画像: 【試打クラブスペック】●ロフト角/10.5度 ●ライ角/58.0度 ●価格(税込)/9万2400円 ※すべてメーカー公表値

【試打クラブスペック】●ロフト角/10.5度 ●ライ角/58.0度 ●価格(税込)/9万2400円 ※すべてメーカー公表値

試打クラブは10.5度で標準TENSEIのTR50Sシャフト仕様でしたが、シャフトは軟らかめの設定でした。この感じからすると、ヘッドスピードが40〜42m/sくらいの方でも扱えそうです。

ヘッドの重心位置もオーソドックスで、重心距離は長すぎず、重心深度も深すぎないので、明らかに「VD/X」のような大慣性モーメントを狙ったヘッドではないことがわかります。

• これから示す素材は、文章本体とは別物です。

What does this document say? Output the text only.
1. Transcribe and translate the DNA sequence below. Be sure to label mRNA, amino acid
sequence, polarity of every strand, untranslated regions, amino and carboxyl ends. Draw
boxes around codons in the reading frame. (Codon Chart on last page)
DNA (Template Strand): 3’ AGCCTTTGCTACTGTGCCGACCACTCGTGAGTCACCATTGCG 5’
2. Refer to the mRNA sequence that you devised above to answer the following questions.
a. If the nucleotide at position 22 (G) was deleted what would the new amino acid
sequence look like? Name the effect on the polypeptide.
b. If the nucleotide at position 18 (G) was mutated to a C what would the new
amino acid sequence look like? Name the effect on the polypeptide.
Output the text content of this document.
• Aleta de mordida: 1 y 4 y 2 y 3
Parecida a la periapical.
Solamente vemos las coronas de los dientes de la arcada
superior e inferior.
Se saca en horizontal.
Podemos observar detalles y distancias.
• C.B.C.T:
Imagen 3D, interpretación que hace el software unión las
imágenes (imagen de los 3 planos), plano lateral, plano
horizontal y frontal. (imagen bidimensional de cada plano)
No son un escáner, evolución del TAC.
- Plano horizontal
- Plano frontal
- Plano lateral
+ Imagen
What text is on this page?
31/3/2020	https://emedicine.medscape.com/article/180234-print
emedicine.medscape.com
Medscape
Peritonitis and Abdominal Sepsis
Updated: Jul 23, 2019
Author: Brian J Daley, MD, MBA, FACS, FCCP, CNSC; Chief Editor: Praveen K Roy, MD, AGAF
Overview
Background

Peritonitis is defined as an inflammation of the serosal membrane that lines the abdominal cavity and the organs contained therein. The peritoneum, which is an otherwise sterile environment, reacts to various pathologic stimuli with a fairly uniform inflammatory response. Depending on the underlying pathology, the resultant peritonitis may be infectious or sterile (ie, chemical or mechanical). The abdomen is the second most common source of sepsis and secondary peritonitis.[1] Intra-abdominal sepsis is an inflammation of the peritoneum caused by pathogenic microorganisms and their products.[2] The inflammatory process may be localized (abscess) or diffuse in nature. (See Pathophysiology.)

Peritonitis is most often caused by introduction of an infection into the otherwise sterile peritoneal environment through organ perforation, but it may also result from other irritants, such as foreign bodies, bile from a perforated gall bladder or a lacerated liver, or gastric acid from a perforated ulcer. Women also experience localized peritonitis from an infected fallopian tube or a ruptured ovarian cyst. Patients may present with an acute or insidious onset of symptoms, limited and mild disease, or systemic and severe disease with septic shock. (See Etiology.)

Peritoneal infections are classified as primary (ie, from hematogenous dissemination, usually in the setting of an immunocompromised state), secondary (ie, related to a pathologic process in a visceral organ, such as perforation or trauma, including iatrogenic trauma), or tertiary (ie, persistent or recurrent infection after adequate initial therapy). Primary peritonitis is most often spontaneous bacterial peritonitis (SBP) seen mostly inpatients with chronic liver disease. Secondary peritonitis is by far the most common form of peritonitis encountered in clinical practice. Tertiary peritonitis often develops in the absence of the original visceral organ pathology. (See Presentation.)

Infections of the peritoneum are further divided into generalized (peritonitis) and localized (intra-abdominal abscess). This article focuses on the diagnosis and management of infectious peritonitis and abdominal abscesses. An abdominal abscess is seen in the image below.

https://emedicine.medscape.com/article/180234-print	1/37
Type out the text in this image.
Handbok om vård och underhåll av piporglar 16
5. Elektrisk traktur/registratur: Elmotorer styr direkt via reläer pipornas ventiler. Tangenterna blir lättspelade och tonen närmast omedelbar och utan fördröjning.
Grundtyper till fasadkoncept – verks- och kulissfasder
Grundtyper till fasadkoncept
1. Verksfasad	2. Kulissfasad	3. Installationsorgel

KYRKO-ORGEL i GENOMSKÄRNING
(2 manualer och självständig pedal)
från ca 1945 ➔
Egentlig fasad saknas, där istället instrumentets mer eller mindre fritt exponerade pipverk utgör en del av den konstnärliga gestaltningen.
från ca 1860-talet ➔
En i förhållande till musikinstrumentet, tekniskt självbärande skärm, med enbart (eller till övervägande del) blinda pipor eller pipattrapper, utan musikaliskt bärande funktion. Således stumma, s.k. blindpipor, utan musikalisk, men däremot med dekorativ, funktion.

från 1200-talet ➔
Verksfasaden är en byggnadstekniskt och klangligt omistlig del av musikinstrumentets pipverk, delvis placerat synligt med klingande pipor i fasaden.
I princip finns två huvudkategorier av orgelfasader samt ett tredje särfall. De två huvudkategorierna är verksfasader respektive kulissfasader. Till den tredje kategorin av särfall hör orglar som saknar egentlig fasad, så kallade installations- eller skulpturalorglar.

また、ソール面にはフェースからバック方向にスライド式のウェイトがあり、その位置によりバックスピン量の増減や弾道の高低を調整することが出来るのが特徴です。スライドウェイトの真ん中「ニュートラル」の位置では、適度なスピンも入って弾道が安定しやすく、比較的高いストレート系弾道が打ちやすい感じでした。「VD/R」、「VD/M」、「VD/X」の3つのモデルの中では、インパクト音は「かなり高め」の軽い感じになっています。

「VD/M」はオーソドックスなスクエアフェースで構えやすく、かつヘッドのネック軸回りの慣性モーメントも小さく、操作性の良いヘッドです。球をつかまえられ、上がりやすいので、「やや小さめ」の左右方向のヘッド慣性モーメントの数値イメージよりも、全体としてやさしく打てる印象です。